Essay : Nurul Jannah*)
Sebuah Pertemuan di Banjar Baru, Kalimantan Selatan
Kadang, kebahagiaan datang dengan cara paling sederhana : segelas ice caffe latte, sepiring camilan hangat, dan pertemuan yang diam-diam menyalakan cahaya di relung hati.
Pagi itu, langit Banjar Baru berwarna lembut seperti latte yang baru diaduk.
Udara masih sejuk, pepohonan bergoyang malu-malu di tepi jalan, seolah ikut menyambut hari yang akan membawa kejutan manis.
Aku baru saja menyelesaikan tugas kedinasan ketika hati kecil berbisik lirih; “Jangan lewatkan kesempatan ini. Ada pertemuan yang menunggu untuk menjadi kenangan.”
Maka kuambil ponsel dan menulis pesan untuk Mbak Julia Pasca, mentor video kesayangan NJD yang selama ini hanya kulihat lewat layar.
Masih muda, manis, dan selalu bersemangat. Aura positifnya menular, membuat siapa pun yang berinteraksi dengannya ikut tersenyum dan merasa hidup kembali. Meski belum pernah bertatap muka, aku seperti sudah mengenalnya lama. Lewat karya, tawa, dan semangatnya yang tidak pernah padam.

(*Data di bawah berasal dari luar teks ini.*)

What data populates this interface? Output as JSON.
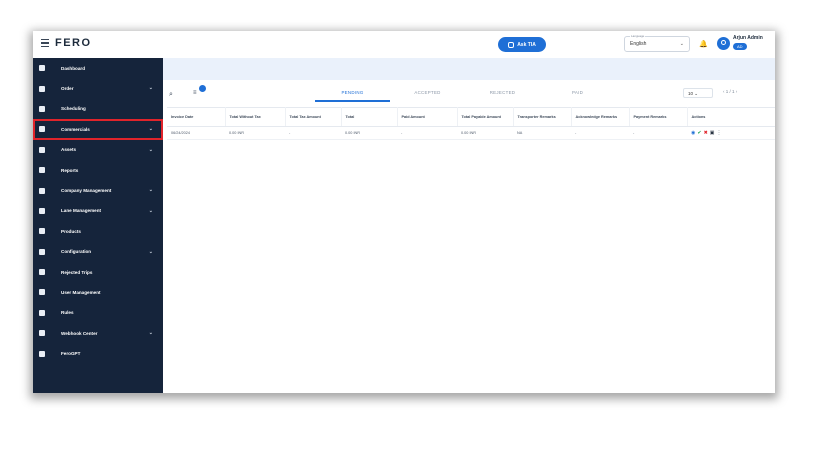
{
  "header": {
    "logo": "FERO",
    "ask_button": "Ask TIA",
    "language_label": "Language",
    "language_value": "English",
    "user_name": "Arjun Admin",
    "user_role": "AD"
  },
  "sidebar": {
    "items": [
      {
        "label": "Dashboard",
        "icon": "dashboard-icon",
        "chevron": false
      },
      {
        "label": "Order",
        "icon": "order-icon",
        "chevron": true
      },
      {
        "label": "Scheduling",
        "icon": "scheduling-icon",
        "chevron": false
      },
      {
        "label": "Commercials",
        "icon": "commercials-icon",
        "chevron": true
      },
      {
        "label": "Assets",
        "icon": "assets-icon",
        "chevron": true
      },
      {
        "label": "Reports",
        "icon": "reports-icon",
        "chevron": false
      },
      {
        "label": "Company Management",
        "icon": "company-icon",
        "chevron": true
      },
      {
        "label": "Lane Management",
        "icon": "lane-icon",
        "chevron": true
      },
      {
        "label": "Products",
        "icon": "products-icon",
        "chevron": false
      },
      {
        "label": "Configuration",
        "icon": "gear-icon",
        "chevron": true
      },
      {
        "label": "Rejected Trips",
        "icon": "rejected-icon",
        "chevron": false
      },
      {
        "label": "User Management",
        "icon": "users-icon",
        "chevron": false
      },
      {
        "label": "Rules",
        "icon": "rules-icon",
        "chevron": false
      },
      {
        "label": "Webhook Center",
        "icon": "webhook-icon",
        "chevron": true
      },
      {
        "label": "FeroGPT",
        "icon": "ferogpt-icon",
        "chevron": false
      }
    ],
    "highlighted": "Commercials"
  },
  "toolbar": {
    "tabs": [
      "PENDING",
      "ACCEPTED",
      "REJECTED",
      "PAID"
    ],
    "active_tab": "PENDING",
    "page_size": "10",
    "page_info": "1 / 1"
  },
  "table": {
    "columns": [
      "Invoice Date",
      "Total Without Tax",
      "Total Tax Amount",
      "Total",
      "Paid Amount",
      "Total Payable Amount",
      "Transporter Remarks",
      "Acknowledge Remarks",
      "Payment Remarks",
      "Actions"
    ],
    "rows": [
      [
        "06/24/2024",
        "0.00 INR",
        "-",
        "0.00 INR",
        "-",
        "0.00 INR",
        "NA",
        "-",
        "-"
      ]
    ]
  },
  "colors": {
    "sidebar_bg": "#15243b",
    "accent": "#1f6fd6",
    "highlight_border": "#e0242b"
  }
}
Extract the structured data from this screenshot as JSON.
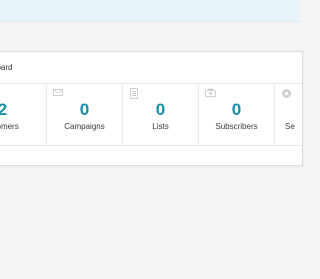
{
  "panel": {
    "title": "board"
  },
  "stats": [
    {
      "value": "2",
      "label": "tomers",
      "icon": "customers-icon"
    },
    {
      "value": "0",
      "label": "Campaigns",
      "icon": "campaign-icon"
    },
    {
      "value": "0",
      "label": "Lists",
      "icon": "list-icon"
    },
    {
      "value": "0",
      "label": "Subscribers",
      "icon": "subscribers-icon"
    },
    {
      "value": "",
      "label": "Se",
      "icon": "settings-icon"
    }
  ],
  "colors": {
    "accent": "#1a8fa8",
    "banner": "#e6f3f8",
    "background": "#f4f4f4"
  }
}
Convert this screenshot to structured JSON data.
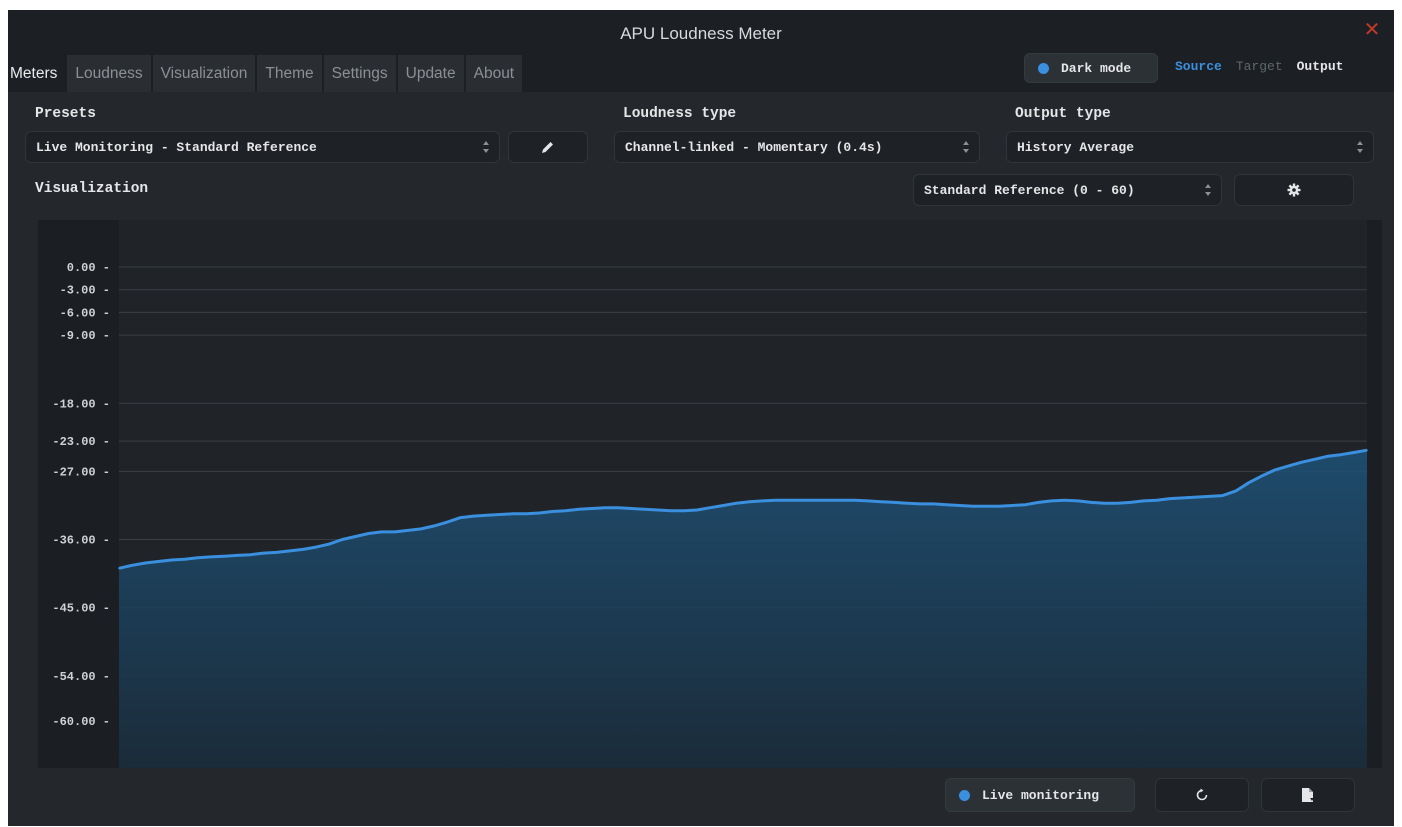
{
  "window": {
    "title": "APU Loudness Meter",
    "close_icon": "close-icon",
    "close_color": "#c0392b"
  },
  "tabs": [
    {
      "label": "Meters",
      "active": true
    },
    {
      "label": "Loudness",
      "active": false
    },
    {
      "label": "Visualization",
      "active": false
    },
    {
      "label": "Theme",
      "active": false
    },
    {
      "label": "Settings",
      "active": false
    },
    {
      "label": "Update",
      "active": false
    },
    {
      "label": "About",
      "active": false
    }
  ],
  "header": {
    "dark_mode_label": "Dark mode",
    "dark_mode_on": true,
    "view_modes": [
      "Source",
      "Target",
      "Output"
    ],
    "active_view_mode": "Source",
    "accent_color": "#3a8fde"
  },
  "controls": {
    "presets": {
      "label": "Presets",
      "value": "Live Monitoring - Standard Reference",
      "edit_icon": "pencil-icon"
    },
    "loudness_type": {
      "label": "Loudness type",
      "value": "Channel-linked - Momentary (0.4s)"
    },
    "output_type": {
      "label": "Output type",
      "value": "History Average"
    },
    "visualization": {
      "label": "Visualization",
      "range_value": "Standard Reference (0 - 60)",
      "settings_icon": "gear-icon"
    }
  },
  "footer": {
    "live_monitoring_label": "Live monitoring",
    "live_monitoring_on": true,
    "reset_icon": "refresh-icon",
    "export_icon": "export-file-icon"
  },
  "chart_data": {
    "type": "area",
    "title": "",
    "xlabel": "",
    "ylabel": "",
    "y_ticks": [
      "0.00",
      "-3.00",
      "-6.00",
      "-9.00",
      "-18.00",
      "-23.00",
      "-27.00",
      "-36.00",
      "-45.00",
      "-54.00",
      "-60.00"
    ],
    "ylim": [
      0,
      -60
    ],
    "grid": true,
    "line_color": "#3a8fde",
    "series": [
      {
        "values": [
          -39.8,
          -39.4,
          -39.1,
          -38.9,
          -38.7,
          -38.6,
          -38.4,
          -38.3,
          -38.2,
          -38.1,
          -38.0,
          -37.8,
          -37.7,
          -37.5,
          -37.3,
          -37.0,
          -36.6,
          -36.0,
          -35.6,
          -35.2,
          -35.0,
          -35.0,
          -34.8,
          -34.6,
          -34.2,
          -33.7,
          -33.1,
          -32.9,
          -32.8,
          -32.7,
          -32.6,
          -32.6,
          -32.5,
          -32.3,
          -32.2,
          -32.0,
          -31.9,
          -31.8,
          -31.8,
          -31.9,
          -32.0,
          -32.1,
          -32.2,
          -32.2,
          -32.1,
          -31.8,
          -31.5,
          -31.2,
          -31.0,
          -30.9,
          -30.8,
          -30.8,
          -30.8,
          -30.8,
          -30.8,
          -30.8,
          -30.8,
          -30.9,
          -31.0,
          -31.1,
          -31.2,
          -31.3,
          -31.3,
          -31.4,
          -31.5,
          -31.6,
          -31.6,
          -31.6,
          -31.5,
          -31.4,
          -31.1,
          -30.9,
          -30.8,
          -30.9,
          -31.1,
          -31.2,
          -31.2,
          -31.1,
          -30.9,
          -30.8,
          -30.6,
          -30.5,
          -30.4,
          -30.3,
          -30.2,
          -29.6,
          -28.5,
          -27.6,
          -26.8,
          -26.3,
          -25.8,
          -25.4,
          -25.0,
          -24.8,
          -24.5,
          -24.2
        ]
      }
    ]
  }
}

Tak lama, notifikasi balasan itu muncul. Pesannya pendek, tapi hangat, seperti sinar matahari yang menembus tirai kamar: “Bu, saya jemput di hotel aja ya. Sekalian kita ngopi santai di Relung Kopi.”
Aku tersenyum. Ada getar halus yang sulit dijelaskan: seperti ketika Tuhan mengirimkan kejutan kecil yang kau tahu, bukan kebetulan semata.
Perjalanan Menuju Relung Kopi
Mbak Julia datang menjemput dengan langkah ringan dan senyum yang memantulkan cahaya pagi. Kerudung coklatnya tampak lembut di wajahnya yang manis; seolah warna itu memang diciptakan untuknya. Matanya berbinar hangat, dan hidup.
“Selamat datang di Banjar Baru, Bu. Rasanya kayak mimpi bisa ketemu Ibu langsung,” ucapnya sambil menyerahkan tas anyaman ungu nan cantik, “Oleh-oleh khas Banjar Baru untuk Ibu.”
Aku tertegun dan spontan merespon: “Masya Allah, belum mulai ngobrol sudah disambut cinta seperti ini. Terima kasih, Mbak Julia… mimpi yang akhirnya jadi nyata. Sekarang kita bisa bercerita tanpa layar yang membatasi ya….”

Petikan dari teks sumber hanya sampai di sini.